I’m curious how to express the relationship between code (software) and a dataset via RelatedIdentifier. Here are two examples I’m currently looking at though there are probably others. (1) The code is used to analyze the data, and both data and code are cited by the related article. Is there a way to represent the relationship between the data and code, or are they separate elements only related via the article (as citedby and cites)? (2) The code is used to transform raw data (a) into data that is then published (b) and used for an article. Here the second dataset is clearly dependent on the original data and the code, regardless of a related publication.
Thanks @brian-westra for this question. I would certainly argue for linking the dataset and code together directly where possible, but I agree with you that the choice of relationType is ambiguous in these scenarios.
(1) The code is used to analyze the data, and both data and code are cited by the related article.
You could argue that the related article is the output of analyzing the data with the code, and so having the article cite both is sufficient. But if the code is created specifically to analyze the data (as opposed to being generic/multi-purpose software), you could also say that the data “IsRequiredBy” the code.
(2) The code is used to transform raw data (a) into data that is then published (b) and used for an article.
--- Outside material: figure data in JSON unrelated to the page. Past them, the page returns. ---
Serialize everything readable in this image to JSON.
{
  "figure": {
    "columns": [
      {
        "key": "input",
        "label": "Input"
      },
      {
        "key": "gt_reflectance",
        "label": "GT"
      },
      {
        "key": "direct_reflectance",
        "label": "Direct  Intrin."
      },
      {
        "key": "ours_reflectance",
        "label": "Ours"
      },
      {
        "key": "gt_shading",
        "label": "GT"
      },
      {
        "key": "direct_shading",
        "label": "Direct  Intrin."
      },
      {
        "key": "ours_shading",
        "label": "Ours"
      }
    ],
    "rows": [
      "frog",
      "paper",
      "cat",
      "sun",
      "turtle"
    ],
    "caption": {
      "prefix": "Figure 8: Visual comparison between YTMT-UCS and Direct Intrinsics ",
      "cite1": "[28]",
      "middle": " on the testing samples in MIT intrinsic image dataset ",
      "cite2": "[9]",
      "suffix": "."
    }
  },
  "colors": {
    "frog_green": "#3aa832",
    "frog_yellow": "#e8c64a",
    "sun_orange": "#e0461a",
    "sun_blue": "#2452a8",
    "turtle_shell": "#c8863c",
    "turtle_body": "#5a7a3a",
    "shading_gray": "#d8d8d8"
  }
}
While we have “IsDerivedFrom”/“IsSourceOf” for relationships between raw and processed datasets, there isn’t a clear choice for linking the processed data to the code that performs that processing. I could see either “IsCompiledBy” (the processed data is compiled by the code, sort of) or “Requires” (processing the dataset required the use of the software) being possibilities.
What do you think of these options? We’re also always open to suggestions for improving the DataCite Metadata Schema in cases where there is no appropriate relationType.